Sarah Thompson, Simon Widdop and Rachael Hawkins, from Yorkshire Children's Trust, celebrating Simon's invite to see the Queen
Sarah Thompson, Simon Widdop and Rachael Hawkins, from Yorkshire Children's Trust, celebrating Simon's invite to see the Queen

The founder of a Halifax children’s charity is to meet the Queen at Windsor Castle on Tuesday in recognition of his charity’s work.

Simon Widdop, from Illingworth, runs the Yorkshire Children’s Trust (YCT), based on Commercial Street.

Simon's invite to see the Queen

Simon's invite to see the Queen

The charity was founded after Simon’s daughter Leigh-Anne got cancer when she was five-years-old and spent a full year in hospital.

Explaining the origins of the YCT, Simon said: “Leigh-Anne was always a poorly baby. She was born with a broken hip and had a lot of infections.

“When she was five her tummy became distended and she developed spots all over her body.

“We took her to the doctors and were told to go to hospital urgently, where she was kept in and they did some blood tests.

“My wife Dawn and I didn’t know what was going on. Then Leigh-Anne was transferred to the cancer ward at Jimmy’s in Leeds.

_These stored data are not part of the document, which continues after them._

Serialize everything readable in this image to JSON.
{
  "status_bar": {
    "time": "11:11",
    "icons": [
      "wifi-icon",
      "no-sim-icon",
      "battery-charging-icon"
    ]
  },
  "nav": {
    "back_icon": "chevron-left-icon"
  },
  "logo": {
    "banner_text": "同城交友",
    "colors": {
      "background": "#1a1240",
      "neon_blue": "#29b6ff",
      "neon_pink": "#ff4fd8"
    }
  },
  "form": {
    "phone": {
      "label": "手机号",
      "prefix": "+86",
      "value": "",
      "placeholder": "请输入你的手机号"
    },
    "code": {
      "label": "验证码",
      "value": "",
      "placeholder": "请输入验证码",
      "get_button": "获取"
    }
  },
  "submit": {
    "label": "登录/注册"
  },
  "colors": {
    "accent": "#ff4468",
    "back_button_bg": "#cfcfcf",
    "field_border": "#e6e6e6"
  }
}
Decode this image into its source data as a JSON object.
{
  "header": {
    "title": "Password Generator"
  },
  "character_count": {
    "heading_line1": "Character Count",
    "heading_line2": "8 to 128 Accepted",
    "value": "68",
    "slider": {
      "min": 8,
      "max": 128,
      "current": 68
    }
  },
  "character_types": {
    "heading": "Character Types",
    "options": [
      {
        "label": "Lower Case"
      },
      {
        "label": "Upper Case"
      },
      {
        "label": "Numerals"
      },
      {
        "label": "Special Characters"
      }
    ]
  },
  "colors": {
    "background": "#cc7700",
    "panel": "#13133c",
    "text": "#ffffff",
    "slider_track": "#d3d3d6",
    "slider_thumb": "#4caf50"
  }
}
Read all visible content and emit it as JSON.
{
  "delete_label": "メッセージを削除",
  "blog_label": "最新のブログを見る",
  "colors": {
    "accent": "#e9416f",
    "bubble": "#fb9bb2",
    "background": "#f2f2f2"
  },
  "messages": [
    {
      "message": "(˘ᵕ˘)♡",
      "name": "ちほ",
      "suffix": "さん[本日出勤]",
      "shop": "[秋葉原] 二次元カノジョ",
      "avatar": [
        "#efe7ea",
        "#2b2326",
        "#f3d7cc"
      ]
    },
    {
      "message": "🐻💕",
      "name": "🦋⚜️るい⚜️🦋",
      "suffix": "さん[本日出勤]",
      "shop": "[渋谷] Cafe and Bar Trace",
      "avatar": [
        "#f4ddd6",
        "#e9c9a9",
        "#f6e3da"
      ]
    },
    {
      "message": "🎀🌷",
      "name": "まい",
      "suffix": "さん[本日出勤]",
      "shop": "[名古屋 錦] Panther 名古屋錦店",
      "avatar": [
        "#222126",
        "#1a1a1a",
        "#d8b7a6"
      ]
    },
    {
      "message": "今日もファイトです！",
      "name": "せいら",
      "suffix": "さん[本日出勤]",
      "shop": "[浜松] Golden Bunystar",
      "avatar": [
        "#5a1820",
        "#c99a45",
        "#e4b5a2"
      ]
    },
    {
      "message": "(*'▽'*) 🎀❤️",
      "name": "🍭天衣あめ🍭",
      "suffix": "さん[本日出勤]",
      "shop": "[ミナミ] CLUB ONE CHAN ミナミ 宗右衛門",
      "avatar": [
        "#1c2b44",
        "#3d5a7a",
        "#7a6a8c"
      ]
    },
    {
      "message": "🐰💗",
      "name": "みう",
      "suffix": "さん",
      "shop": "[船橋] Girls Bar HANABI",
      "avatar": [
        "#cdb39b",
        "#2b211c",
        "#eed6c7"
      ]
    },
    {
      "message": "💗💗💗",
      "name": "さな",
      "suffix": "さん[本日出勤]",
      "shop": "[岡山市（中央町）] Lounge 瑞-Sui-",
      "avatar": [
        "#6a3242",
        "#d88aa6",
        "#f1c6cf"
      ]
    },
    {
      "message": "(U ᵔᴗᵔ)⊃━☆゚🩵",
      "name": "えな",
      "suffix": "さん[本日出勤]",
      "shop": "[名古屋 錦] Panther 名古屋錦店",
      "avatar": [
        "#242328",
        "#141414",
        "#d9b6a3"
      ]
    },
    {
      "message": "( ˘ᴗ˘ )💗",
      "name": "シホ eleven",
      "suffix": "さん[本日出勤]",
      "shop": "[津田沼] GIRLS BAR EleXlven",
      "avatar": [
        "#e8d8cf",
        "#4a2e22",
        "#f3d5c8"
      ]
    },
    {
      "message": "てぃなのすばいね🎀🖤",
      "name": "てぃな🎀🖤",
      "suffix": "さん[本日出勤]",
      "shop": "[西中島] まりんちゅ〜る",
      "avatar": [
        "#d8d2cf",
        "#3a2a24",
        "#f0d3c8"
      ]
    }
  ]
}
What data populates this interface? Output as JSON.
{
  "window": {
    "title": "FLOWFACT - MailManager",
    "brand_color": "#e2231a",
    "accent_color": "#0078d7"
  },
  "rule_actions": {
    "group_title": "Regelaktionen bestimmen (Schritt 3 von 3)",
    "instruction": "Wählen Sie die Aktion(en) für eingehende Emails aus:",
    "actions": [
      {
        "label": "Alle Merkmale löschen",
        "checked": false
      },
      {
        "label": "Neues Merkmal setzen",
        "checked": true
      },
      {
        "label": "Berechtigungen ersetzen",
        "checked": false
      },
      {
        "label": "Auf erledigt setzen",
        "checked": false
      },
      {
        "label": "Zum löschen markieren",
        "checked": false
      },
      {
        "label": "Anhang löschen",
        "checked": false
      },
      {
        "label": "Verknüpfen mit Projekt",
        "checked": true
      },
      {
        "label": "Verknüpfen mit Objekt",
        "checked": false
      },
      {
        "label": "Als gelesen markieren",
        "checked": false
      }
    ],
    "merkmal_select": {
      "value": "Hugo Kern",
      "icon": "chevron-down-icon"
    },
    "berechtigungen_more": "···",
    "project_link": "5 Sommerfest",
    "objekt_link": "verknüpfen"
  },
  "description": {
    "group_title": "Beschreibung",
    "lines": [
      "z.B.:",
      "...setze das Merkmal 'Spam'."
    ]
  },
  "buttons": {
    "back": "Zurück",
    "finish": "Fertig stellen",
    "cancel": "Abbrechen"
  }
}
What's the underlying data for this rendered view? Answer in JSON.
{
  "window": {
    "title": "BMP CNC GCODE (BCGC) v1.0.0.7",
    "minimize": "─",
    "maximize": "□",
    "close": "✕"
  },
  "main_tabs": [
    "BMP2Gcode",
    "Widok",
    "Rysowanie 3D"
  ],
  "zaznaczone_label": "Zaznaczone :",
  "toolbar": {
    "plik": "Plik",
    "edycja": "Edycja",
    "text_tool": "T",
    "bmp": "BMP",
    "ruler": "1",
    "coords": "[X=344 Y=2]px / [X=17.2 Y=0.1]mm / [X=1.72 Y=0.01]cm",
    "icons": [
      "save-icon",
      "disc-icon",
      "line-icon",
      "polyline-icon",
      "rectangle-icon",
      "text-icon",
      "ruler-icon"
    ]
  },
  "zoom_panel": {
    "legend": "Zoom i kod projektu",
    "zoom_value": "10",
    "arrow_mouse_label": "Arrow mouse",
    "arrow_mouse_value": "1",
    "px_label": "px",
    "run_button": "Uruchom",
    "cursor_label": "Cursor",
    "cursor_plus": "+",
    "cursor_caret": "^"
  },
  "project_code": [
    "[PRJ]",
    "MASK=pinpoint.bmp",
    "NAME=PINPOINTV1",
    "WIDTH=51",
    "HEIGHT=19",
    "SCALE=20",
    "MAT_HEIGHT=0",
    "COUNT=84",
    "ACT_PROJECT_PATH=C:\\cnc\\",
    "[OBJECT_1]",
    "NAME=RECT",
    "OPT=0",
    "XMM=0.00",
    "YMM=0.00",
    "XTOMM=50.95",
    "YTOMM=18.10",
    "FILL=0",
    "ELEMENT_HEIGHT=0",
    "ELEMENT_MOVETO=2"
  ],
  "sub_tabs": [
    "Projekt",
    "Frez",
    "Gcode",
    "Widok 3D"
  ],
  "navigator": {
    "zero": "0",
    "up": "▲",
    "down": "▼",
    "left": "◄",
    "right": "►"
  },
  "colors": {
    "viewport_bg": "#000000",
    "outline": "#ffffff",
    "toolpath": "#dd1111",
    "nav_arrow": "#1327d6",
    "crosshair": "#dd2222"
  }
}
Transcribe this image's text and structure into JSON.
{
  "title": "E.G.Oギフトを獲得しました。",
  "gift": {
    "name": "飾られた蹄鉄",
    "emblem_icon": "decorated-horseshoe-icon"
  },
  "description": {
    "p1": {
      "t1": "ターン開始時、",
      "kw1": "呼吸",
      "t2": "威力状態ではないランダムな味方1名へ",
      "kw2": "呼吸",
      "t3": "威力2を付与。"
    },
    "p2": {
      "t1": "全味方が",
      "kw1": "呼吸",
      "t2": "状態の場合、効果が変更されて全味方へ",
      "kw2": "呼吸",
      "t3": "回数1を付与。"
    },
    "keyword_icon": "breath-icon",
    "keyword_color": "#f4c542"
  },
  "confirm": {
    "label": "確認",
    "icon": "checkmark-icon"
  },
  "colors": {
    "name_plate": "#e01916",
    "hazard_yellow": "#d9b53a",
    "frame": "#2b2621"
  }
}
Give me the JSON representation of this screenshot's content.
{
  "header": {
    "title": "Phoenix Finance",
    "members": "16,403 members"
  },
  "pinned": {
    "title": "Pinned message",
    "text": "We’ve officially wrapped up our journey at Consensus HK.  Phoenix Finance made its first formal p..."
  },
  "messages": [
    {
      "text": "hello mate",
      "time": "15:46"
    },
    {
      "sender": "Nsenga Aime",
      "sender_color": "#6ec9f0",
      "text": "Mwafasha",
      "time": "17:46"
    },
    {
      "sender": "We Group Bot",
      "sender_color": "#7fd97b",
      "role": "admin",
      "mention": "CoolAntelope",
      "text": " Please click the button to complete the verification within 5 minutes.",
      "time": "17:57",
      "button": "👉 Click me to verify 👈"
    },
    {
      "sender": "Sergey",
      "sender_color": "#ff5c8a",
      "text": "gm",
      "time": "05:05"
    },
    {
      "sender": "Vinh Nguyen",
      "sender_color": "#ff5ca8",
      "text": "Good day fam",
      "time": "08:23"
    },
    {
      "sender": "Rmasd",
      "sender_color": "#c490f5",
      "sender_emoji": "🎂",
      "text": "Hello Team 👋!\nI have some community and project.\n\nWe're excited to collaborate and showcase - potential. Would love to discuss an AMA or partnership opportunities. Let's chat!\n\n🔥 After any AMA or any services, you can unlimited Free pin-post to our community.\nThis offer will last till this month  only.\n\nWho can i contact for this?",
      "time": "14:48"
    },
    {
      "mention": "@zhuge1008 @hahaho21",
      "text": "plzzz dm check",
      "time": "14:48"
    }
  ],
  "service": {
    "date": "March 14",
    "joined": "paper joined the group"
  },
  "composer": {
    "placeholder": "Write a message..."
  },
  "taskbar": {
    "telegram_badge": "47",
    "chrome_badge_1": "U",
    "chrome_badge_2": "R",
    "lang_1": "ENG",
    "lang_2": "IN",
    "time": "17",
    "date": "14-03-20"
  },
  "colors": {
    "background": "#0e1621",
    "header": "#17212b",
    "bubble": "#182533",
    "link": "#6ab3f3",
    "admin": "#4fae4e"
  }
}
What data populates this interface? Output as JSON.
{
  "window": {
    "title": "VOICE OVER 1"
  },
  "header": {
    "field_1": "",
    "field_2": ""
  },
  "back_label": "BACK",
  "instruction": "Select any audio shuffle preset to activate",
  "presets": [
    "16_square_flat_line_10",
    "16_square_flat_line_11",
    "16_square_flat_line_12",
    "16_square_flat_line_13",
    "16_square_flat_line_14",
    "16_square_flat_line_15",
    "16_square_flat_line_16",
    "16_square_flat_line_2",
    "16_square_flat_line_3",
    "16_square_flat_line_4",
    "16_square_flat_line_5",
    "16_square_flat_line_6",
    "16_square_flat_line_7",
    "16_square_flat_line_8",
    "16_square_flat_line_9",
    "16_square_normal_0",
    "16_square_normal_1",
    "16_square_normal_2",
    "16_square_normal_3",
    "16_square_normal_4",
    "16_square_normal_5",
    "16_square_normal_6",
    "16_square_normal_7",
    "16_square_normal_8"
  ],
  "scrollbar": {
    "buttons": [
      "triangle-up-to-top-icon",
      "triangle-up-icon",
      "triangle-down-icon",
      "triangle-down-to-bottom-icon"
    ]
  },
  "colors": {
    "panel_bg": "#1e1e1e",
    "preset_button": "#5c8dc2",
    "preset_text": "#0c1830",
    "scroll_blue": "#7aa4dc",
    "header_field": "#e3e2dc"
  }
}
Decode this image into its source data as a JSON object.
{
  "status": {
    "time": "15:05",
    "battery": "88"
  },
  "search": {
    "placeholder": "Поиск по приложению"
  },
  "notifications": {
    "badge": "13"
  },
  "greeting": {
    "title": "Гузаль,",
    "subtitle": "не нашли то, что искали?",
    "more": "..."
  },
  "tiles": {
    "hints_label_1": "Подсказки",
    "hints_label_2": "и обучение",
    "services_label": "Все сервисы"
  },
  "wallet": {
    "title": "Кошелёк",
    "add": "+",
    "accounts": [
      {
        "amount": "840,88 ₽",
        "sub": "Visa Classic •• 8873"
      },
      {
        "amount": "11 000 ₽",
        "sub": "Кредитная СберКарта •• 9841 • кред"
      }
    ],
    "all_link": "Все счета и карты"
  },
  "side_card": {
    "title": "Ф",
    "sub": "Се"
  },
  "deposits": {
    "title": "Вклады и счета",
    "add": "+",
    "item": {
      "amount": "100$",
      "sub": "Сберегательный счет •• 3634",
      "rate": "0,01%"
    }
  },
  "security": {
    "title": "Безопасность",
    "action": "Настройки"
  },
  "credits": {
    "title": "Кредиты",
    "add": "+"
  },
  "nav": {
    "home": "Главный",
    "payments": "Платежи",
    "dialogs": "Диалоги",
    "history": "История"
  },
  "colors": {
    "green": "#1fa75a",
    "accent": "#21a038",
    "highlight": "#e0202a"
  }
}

“We just didn’t know what to think. It just hit us like a brick.

“I thought she was going to die.”

After reacting badly to chemotherapy, Leigh-Anne, who is now 18, fell into intensive care and was put into a coma.

“At one stage we were told to gather all our family together because it was thought she wouldn’t make it through the night.

“Somehow she managed to do that, but she couldn’t go back on her previous treatment, and had to have a bone marrow transplant.

“Family check and worldwide checks for matches came back negative, but a match was found using stem cells, and after a year in hospital, we got our own little Christmas miracle when she was allowed out on the Christmas Eve.”

The Trust helps families who have children going through long term illnesses or have life long disabilities.

“I was shocked - and that is a total understatement!” said Simon about his invitation, with the YCT one of only 200 chosen from across the country to attend.

“I just stared at the invitation for about five minutes. I couldn’t take in what I was seeing.

“I’m nervous but excited at the same time.”

Simon reckons the charity, which receives no government or lottery funding, helps around 100 families every year.

“It can be a struggle to be heard above the big charities that are out there because we don’t have their big budgets, so it’s nice to get this recognition from The Queen.”